This rule determines if text and controls have enough color contrast.
Text and interactive elements need to have high contrast so that the content is readable to everyone. High contrast especially benefits site visitors that may have low vision, color blindness, or are aging. It can also help mobile users still see content even if the screen is being affected by sun glare.
The W3C Web Content Accessibility Guidelines 2.0 define specific contrast ratios that must be met in order to comply at particular levels. In order to meet the guidelines at Level AA, text or images of text must have a contrast ratio of at least 4.5:1 (or 3:1 for large text). In order to meet the guidelines at the stricter Level AAA, the contrast ratio must be at least 7:1 (or 4.5:1 for large text).
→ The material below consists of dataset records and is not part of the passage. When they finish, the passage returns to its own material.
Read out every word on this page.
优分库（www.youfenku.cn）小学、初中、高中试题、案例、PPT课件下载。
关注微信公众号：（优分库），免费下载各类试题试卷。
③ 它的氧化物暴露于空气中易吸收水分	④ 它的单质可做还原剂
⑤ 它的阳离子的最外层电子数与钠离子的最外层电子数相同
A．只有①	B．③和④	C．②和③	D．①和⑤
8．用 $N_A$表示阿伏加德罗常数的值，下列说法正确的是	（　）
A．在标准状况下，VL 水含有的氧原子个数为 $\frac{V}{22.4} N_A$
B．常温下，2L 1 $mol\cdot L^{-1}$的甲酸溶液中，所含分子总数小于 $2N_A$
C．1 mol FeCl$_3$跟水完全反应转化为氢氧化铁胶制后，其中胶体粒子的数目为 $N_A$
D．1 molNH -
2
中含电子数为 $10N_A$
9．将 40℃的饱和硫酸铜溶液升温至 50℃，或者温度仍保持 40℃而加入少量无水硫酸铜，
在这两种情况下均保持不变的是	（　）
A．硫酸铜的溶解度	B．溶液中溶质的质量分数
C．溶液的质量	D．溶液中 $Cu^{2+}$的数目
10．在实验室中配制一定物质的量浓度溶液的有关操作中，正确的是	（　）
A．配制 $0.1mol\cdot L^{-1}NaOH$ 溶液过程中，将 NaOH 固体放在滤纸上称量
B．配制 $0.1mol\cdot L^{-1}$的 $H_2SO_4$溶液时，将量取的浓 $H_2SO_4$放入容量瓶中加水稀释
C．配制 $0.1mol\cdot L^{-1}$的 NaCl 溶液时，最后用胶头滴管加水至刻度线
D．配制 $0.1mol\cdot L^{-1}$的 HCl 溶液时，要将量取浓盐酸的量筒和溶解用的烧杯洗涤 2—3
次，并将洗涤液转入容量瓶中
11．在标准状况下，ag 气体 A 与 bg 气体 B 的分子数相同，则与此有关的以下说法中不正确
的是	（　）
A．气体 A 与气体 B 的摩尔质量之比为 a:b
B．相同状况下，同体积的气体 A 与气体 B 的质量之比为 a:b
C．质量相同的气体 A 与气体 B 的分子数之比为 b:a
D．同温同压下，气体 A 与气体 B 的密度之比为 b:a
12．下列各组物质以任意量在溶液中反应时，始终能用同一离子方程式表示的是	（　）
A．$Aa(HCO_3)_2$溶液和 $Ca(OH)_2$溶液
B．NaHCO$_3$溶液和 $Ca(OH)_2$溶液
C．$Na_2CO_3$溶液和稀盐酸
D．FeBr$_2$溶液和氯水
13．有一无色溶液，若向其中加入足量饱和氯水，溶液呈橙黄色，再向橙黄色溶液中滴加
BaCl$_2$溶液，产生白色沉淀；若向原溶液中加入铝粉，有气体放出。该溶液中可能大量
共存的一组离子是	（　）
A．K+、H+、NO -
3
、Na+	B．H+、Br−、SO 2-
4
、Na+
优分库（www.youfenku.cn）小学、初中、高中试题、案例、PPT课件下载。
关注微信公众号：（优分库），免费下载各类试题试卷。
There are some exceptions to this rule, including:
- Large text (defined as 14 point and bold or larger, or 18 point or larger) must have a contrast ratio of at least
- Text or images of text that are part of an inactive user interface component, that are pure decoration, that are not visible to anyone, or that are part of a picture that contains significant other visual content, have no contrast requirement.
- Text that is part of a logo or brand name has no minimum contrast requirement.
Determining color contrast ratio programmatically is limited due to technical limitations (browser doesn’t provide enough information) or for certain scenarios like the text on an image, or the background has a gradient. Therefore in some cases, a manual check is required to ensure the color contrast matches the requirements.